Neapolitan Pizza Dough with 00 Flour
Ingredients
Equipment
Method
- In a mixing bowl, combine the warm water and active dry yeast. Let it sit for about 5 minutes until it becomes frothy.
- In another bowl, whisk together the 00 flour and salt.
- Once the yeast is activated, pour it into the bowl of flour and salt. Use a wooden spoon or spatula to stir until the dough starts to come together.
- Transfer the dough onto a lightly floured surface. Knead it for about 8-10 minutes until it is smooth and elastic.
- Grease a clean bowl with extra virgin olive oil and place the dough inside, turning it to coat in oil. Cover the bowl with plastic wrap and let it rise in a warm place for about 1 to 1.5 hours.
- Once the dough has risen, punch it down to release the air. Divide it into two equal portions for two pizzas.

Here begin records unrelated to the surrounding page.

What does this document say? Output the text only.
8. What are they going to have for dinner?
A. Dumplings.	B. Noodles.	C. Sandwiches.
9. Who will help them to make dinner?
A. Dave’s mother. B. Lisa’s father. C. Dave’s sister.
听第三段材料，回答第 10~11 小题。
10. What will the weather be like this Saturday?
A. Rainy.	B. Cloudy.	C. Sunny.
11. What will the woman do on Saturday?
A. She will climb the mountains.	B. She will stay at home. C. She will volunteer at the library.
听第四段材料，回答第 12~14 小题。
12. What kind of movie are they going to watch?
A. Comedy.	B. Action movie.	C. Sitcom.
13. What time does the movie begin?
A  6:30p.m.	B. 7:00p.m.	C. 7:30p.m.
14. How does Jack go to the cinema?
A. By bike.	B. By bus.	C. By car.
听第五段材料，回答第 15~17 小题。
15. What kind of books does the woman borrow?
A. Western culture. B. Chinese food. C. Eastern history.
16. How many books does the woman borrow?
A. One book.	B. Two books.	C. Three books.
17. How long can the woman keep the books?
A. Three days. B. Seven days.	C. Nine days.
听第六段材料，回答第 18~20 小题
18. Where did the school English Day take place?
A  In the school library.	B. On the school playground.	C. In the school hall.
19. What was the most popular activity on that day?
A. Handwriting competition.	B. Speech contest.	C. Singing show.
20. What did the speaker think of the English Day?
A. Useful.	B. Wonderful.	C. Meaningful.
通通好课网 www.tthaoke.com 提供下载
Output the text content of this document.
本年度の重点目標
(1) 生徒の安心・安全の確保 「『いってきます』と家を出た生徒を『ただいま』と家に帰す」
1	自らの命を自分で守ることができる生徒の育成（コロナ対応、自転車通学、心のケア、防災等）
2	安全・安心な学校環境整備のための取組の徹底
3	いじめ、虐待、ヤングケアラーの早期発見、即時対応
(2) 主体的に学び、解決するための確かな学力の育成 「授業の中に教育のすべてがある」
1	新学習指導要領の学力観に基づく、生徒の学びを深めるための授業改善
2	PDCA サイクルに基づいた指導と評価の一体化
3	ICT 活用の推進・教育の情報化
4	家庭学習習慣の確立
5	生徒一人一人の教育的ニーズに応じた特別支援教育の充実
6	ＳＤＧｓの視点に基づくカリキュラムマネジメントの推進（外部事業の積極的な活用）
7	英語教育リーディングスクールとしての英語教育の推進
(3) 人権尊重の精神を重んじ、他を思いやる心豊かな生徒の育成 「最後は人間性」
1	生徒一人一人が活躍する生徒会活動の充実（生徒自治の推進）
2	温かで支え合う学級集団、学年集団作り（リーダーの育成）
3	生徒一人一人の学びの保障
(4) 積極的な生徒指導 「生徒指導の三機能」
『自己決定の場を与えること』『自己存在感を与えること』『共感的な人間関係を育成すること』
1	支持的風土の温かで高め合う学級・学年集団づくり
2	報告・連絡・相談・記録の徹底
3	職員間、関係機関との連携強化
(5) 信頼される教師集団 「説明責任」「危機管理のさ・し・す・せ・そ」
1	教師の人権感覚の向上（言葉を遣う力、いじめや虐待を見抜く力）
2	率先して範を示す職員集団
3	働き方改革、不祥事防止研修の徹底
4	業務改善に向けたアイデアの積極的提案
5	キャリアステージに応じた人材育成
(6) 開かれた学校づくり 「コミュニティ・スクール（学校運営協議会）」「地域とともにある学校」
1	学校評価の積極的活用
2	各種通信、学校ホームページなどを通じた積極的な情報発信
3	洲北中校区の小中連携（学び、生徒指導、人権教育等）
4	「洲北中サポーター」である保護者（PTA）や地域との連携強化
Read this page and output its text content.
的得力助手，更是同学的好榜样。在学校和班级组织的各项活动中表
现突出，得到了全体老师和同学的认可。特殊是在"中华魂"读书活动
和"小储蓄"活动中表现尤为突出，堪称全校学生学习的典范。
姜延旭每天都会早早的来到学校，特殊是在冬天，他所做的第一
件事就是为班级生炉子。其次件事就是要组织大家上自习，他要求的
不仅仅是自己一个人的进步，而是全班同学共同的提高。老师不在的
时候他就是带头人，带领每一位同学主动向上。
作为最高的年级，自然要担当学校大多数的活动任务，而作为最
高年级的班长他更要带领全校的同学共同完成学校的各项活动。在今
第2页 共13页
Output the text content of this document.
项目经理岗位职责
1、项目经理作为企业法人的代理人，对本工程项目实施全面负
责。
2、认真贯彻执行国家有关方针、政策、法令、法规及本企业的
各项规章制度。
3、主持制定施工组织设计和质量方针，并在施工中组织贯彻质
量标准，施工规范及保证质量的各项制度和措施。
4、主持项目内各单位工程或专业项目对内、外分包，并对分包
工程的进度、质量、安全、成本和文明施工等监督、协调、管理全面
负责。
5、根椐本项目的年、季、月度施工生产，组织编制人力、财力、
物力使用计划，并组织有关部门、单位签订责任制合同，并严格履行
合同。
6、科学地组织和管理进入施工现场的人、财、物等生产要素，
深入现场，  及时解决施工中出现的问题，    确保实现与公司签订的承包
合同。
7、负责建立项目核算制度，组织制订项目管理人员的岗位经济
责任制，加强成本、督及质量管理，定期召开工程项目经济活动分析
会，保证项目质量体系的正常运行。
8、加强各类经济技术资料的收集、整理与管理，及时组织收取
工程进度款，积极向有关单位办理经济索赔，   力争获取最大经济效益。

- On a lightly floured surface, take one dough ball and stretch it out into a round shape using your hands.
- While you're shaping the dough, preheat your oven to the highest setting, typically around 475-500°F (245-260°C).
- Transfer the stretched dough to a pizza peel or baking sheet. Add your favorite toppings and slide the pizza onto the hot stone or baking sheet. Bake for about 8-10 minutes.
Notes
- Use warm water to activate the yeast properly.
- Knead just until smooth; overworking can toughen the dough.
- Allow enough rise time for a fluffy crust.